戦争中、飛行機ごと敵艦に体当たりする特攻を9回命じられながら生還した人がいる。佐々木友次さん。その生涯を多くの人に知ってほしい、と本にした。2016年に92歳で亡くなる前、札幌市の病院に通って話を聞いた。
「穏やかな方で、声高になることなく淡々と語ってくれました」
佐々木さんは陸軍の第1回特攻隊員に選ばれるが、爆弾を敵艦に落として戻ってきた。すでに特攻は成功と発表され、新聞も報じていた。軍隊は生還を許さない。「何度だって行って、爆弾を命中させます」と言う佐々木さんに、「必ず死んでもらう」と繰り返し特攻が命じられる。しかし、すべて生還した。なぜそんなことができたのか。自分なら途中で諦め、敵艦に突っ込んでしまうだろう。
「寿命とも、ご先祖様のおかげとも語っていましたが、突き詰めていくと空を飛ぶことが大好き、その思いなんじゃないかと。生還すれば、また飛べるんですから」
佐々木さんは幼いころ、家の近くを飛ぶ飛行機を追いかけるのが好きだった。逓信省の養成所でパイロットになり、陸軍に配属された。時間があれば飛んだ。乗機は九九式双発軽爆撃機。もともと4人乗りであまり評判もよくなかったそうだが、佐々木さんは「鳥の羽みたいに自由に動く」と話した。「戦場に行くのが恐ろしいとかあまり思ったことない」とも。
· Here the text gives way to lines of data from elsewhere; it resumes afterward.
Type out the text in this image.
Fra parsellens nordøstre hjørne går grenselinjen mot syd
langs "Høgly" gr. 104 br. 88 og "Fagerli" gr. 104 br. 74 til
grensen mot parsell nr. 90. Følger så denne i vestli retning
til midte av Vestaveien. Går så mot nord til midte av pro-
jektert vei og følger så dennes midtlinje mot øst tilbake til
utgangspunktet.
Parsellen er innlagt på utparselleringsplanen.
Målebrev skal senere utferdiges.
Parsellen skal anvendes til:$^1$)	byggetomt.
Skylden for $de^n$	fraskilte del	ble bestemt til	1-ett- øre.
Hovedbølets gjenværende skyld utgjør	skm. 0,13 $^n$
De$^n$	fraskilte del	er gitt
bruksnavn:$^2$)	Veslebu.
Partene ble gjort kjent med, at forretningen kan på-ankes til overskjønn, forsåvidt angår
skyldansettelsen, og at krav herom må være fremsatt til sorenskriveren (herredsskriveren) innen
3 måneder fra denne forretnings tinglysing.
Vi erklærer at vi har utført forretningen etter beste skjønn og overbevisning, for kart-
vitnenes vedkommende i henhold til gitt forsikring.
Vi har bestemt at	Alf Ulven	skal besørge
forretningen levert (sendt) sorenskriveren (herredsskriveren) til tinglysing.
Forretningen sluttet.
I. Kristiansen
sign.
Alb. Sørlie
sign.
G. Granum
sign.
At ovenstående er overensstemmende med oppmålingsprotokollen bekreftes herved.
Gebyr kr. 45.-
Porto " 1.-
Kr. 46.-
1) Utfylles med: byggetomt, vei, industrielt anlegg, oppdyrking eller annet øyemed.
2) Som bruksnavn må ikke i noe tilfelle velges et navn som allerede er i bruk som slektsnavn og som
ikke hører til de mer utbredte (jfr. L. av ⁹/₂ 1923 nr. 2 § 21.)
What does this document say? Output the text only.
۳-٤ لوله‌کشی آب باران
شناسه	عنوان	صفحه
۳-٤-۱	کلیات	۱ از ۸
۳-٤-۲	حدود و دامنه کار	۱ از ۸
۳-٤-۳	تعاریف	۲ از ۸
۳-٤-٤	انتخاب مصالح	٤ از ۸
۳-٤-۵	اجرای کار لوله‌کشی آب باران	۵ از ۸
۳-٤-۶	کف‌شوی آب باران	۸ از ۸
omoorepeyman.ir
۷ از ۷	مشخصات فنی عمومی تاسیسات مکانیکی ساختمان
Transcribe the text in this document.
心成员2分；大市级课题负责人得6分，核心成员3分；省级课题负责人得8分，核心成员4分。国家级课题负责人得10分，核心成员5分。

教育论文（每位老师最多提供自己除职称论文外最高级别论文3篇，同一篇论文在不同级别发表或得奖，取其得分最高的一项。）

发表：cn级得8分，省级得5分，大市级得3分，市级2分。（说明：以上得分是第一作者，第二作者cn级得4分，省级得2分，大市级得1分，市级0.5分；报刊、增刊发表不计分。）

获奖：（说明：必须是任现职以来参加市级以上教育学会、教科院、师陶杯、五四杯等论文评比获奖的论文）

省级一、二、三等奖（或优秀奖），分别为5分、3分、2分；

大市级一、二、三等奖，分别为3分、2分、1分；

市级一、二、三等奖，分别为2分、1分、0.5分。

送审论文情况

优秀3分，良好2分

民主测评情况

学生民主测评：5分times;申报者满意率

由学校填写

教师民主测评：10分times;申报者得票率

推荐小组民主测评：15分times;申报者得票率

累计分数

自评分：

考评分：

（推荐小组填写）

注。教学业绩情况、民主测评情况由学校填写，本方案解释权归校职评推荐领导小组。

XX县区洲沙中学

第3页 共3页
編集者がつくった本の帯には「“いのち”を消費する日本型組織に立ち向かうには」とある。
「つい僕らは、うかうかしていると、日本型組織を維持するために、構成員の命を消費する傾向があるんです。でも、好きだということが、組織に抵抗できる、武器なんじゃないですかね」
佐々木さんについて、昨年8月、『青空に飛ぶ』という小説にもした。いじめに苦しむ中2の男子生徒が佐々木さんに出会う話だ。特攻には、日本的なもの、個人や組織や自由についての問題が凝縮しているような気がする。